O presidente sírio, Bashar al-Assad, declarou que seu colega americano recém-eleito, Donald Trump, será "um aliado natural" se lutar contra o terrorismo - de acordo com entrevista transmitida nesta terça-feira à noite (15/11) pela emissora pública portuguesa RTP.

"Não podemos dizer nada do que ele vai fazer, mas, vamos dizer que, se ele vai lutar contra o terrorismo, é claro que vamos ser aliados, aliados naturais da mesma maneira que somos dos russos, dos iranianos e de muitos outros países que querem derrotar o terrorismo", afirmou Assad na entrevista à RTP.

No termo "terrorismo", o regime de Damasco inclui todos os grupos armados que lhe são hostis, tanto os considerados moderados, quanto os extremistas, como o grupo Estado Islâmico (EI), que controla amplas zonas da Síria.
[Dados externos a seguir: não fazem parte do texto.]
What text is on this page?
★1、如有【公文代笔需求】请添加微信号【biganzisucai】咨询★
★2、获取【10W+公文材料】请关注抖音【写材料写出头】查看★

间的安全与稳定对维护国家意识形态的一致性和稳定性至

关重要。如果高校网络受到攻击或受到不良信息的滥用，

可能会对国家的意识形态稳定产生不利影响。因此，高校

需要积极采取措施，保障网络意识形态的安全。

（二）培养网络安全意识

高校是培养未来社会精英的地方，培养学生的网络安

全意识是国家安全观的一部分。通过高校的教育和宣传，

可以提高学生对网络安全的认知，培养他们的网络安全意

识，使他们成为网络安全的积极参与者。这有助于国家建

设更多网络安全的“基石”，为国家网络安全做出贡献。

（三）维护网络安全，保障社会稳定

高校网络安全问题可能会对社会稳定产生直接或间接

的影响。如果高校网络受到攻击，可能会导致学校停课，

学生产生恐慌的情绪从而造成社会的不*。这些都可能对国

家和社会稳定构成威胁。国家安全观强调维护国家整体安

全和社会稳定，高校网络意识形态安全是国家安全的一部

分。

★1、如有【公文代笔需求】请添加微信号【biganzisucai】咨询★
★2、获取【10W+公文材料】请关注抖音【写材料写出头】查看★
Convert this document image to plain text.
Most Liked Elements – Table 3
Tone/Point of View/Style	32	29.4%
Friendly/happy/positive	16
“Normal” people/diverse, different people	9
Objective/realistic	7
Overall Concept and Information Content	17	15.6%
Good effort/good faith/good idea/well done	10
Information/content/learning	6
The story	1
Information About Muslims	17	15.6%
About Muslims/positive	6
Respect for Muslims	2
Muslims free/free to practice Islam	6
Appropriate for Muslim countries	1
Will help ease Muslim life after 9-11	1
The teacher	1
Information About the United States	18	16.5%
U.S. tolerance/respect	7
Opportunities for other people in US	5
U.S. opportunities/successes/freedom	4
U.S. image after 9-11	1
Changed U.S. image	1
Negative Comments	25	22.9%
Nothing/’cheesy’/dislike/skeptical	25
Consultado sobre as declarações de Trump nas quais considerava que na Síria é prioritária a luta contra o EI, Assad se manteve presente.
 
 
"Obviamente, promete, mas poderá cumpri-lo? Poderá agir neste sentido? O que acontecerá com as forças que se opõem em sua administração e com a tendência dominante midiática contra ele?", perguntou-se Assad.

"É por isso que ainda temos dúvidas sobre o fato de se poderá cumprir suas promessas", advertiu.

Em entrevista publicada no sábado no Wall Street Journal, Donald Trump tinha sugerido que era preciso lutar mais contra o EI. E que se atacassem Assad, no fim das contas os Estados Unidos "acabariam lutando contra a Rússia", aliada de Damasco.

"O EI representa uma ameaça maior contra nós do que Assad", disse Trump ao The New York Times em julho.

Na entrevista, Assad insistiu em seu repúdio a qualquer ingerência dos Estados Unidos na Síria. 

"Há 50 anos os Estados Unidos intervêm (em assuntos de outros países) e, de fato, só serve para criar problemas e não para resolvê-los", ressaltou.